Lest you think bone washing hails only from the ancient bacchanalian past, bones also play a role in the death rituals of the contemporary Japan. During kotsuage ("the gathering of the bones") the mourners gather around the cremation machine when the bones are pulled out of the chamber. The bones are laid on a table and the family members come forward with long chopsticks to pick them up and transfer them into the urn. The family first plucks the bones of the feet, working their way up towards the head, so that the deceased person can walk into eternity upright.

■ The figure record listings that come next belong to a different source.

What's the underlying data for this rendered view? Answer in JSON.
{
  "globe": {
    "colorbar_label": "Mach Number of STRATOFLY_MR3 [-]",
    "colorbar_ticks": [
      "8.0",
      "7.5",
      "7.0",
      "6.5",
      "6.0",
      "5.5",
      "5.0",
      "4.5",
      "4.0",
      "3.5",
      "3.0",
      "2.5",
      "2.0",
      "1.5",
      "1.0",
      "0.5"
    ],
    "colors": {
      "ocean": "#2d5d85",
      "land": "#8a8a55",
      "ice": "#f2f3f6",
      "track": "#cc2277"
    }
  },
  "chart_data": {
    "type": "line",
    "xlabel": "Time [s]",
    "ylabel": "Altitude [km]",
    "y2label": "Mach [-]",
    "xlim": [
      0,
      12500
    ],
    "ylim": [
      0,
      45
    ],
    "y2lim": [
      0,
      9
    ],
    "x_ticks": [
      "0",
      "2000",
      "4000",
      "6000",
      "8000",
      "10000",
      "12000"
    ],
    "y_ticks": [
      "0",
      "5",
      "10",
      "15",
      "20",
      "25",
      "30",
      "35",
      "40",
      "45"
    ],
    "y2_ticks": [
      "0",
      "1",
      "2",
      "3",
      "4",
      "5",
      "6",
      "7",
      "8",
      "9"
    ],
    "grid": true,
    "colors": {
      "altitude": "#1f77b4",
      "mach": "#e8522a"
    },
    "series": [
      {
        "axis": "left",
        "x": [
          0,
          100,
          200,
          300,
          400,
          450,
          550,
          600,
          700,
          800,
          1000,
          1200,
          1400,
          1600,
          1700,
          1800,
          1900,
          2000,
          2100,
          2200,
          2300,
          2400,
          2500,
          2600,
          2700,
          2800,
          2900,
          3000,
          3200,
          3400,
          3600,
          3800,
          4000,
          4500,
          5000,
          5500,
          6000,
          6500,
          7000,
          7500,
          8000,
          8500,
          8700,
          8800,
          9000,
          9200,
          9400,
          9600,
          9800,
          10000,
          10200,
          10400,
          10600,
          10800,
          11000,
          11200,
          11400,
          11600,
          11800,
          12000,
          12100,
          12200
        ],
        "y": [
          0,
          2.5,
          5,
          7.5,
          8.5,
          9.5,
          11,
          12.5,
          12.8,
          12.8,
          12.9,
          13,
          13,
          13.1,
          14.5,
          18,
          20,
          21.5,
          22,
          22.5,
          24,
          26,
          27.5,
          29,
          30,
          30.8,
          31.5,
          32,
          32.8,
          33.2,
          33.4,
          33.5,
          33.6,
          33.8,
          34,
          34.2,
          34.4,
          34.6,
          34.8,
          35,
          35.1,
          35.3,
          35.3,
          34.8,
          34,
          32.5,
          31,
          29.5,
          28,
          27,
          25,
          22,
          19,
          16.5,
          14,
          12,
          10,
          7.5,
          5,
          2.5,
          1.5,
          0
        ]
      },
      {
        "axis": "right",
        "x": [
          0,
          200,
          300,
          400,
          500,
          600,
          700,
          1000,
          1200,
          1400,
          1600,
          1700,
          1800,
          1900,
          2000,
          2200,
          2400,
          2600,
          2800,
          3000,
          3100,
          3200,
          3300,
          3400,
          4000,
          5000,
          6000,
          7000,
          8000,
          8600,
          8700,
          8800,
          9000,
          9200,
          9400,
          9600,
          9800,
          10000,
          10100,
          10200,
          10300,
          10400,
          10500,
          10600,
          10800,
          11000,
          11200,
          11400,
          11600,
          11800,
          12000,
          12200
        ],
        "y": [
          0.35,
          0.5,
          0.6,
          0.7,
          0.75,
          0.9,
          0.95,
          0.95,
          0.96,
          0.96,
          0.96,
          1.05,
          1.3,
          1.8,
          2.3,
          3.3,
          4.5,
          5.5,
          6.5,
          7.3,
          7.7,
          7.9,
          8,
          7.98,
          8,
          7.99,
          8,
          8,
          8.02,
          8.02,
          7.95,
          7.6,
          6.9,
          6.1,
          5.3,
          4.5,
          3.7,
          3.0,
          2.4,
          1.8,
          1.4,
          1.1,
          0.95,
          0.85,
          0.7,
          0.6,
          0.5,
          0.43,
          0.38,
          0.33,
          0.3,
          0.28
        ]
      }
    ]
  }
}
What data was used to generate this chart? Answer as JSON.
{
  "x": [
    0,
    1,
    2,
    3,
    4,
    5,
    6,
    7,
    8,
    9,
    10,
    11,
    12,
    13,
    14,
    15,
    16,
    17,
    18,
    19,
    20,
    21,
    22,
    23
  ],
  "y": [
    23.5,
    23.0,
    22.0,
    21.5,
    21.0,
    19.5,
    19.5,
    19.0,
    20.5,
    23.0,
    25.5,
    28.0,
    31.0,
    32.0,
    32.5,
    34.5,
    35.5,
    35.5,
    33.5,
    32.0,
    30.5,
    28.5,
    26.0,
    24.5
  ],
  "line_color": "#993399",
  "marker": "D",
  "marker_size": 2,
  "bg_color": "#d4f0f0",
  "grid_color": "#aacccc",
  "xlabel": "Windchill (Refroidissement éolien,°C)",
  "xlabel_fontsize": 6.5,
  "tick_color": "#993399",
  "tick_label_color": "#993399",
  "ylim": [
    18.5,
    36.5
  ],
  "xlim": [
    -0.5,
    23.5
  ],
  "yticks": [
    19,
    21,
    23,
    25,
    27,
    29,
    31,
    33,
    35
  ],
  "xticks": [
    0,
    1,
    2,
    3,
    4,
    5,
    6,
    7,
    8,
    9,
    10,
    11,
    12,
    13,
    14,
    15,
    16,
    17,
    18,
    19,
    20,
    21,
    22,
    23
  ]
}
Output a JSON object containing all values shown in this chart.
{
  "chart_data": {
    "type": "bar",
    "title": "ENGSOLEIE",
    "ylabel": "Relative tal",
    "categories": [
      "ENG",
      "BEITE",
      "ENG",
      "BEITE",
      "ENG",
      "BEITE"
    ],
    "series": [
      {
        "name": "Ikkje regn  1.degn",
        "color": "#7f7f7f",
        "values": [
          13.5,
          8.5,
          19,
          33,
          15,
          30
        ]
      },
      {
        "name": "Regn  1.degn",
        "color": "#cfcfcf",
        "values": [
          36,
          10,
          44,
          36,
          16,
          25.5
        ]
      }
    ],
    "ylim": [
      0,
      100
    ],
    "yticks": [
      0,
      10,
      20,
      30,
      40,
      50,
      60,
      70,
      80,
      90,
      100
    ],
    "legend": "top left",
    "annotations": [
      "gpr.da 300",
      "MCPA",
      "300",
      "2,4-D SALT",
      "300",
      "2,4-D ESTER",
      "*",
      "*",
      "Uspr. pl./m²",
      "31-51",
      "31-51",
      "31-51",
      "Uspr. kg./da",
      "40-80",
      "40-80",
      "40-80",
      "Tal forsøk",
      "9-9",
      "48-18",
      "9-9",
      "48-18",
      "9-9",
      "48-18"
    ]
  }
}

At Westwind there was no family: only Mr. Martinez and me. In a famouse treatise called "The Pornography of Death", the anthropologist Geoffrey Gorer wrote, "in many cases, it would appear, cremation is chosen because it is felt to get rid of the dead more completely and finally than does buria". I was not Mr. Martinez's family; I did not know him, and yet there I was, the bearer of all ritual and all actions sorrounding his death. I was his one-woman kotsuage. In times past and in cultures all over the world, the ritual following a death has been a delicate dance performed by the proper practitioners at the proper time. For me to be in charge of this man's final moments, with no training other than a few weeks operating a cremation machine, did not seem right.
After whirling Mr. Martinez to ash in the Cremator, I poured him into a plastic bag and sealed it with a bread-bag twist tie. The plastic bag containing Mr. Martinez went into a brown plastic urn. We sold more expensive urns than this one in the arrengement room out front, gilded and decorated with mother-of-pearl doves on the side, but Mr. Martinez's family, like most families, chose no to buy one.
I punched his name into the label maker, which hummed and spat out the identity that would be stuck on the front of his eternal holding chamber. In my last act for Mr. Martinez, I placed him on a shelf above the cremation desk, where he joined the line of brown plastic soldiers, dutifully waiting for someone to come to claim them. Satisfied at having done my job and taken a man from corpse to ash, I left the crematorium at five p.m., covered in my fine layer of people dust.